Why we like this piece
Some define sexting as the creation, transmission, or exchange of youth-produced self-generated sexual images or messages via the internet and mobile phones, while for others it is considered as explicit images that qualify as child pornography, also known as child exploitation material or child sexual abuse images — broadly called CSAM (child sexual abuse materials). Is sexting a malicious, criminal, and exploitative or is it part of consensual relationships between teens in a romantic relationship, even if adults find it risky or morally problematic? These are complicated questions. In this informative research overview, researchers set out to examine attitudes and experiences around self-generated-CSAM.
Thorn and the Benenson Strategy Group spoke to more than1,000 kids, aged 9-17, and 400 caregivers, using a mixed-methods approach. The findings confirm that sexting is a complex and controversial area when it comes to youth safety. Young people had a lot to say.
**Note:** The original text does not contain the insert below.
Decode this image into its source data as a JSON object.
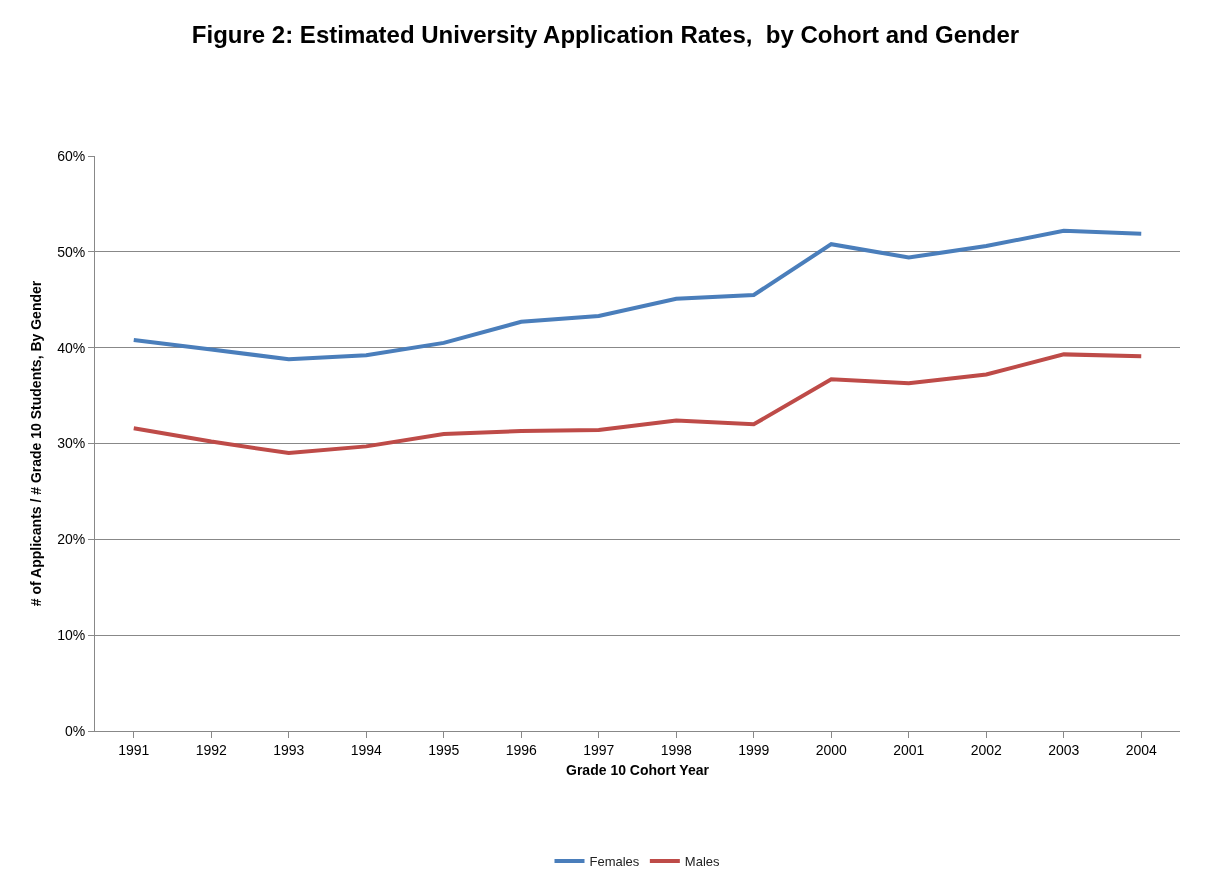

The key findings presented in this research overview are thoughtful and youth-centred indicating that strategies to safeguard young people from the harms need to acknowledge that the behaviour may not always stem from a criminal but rather by teenagers driven by curiosity and naturally inclined to take risks. Still, questions remain on how best to address the harms of self-generated CSAM including the role of gender, how highly vulnerable LGBTQ+ youth experience risk and how best to differentiate between sexting and grooming.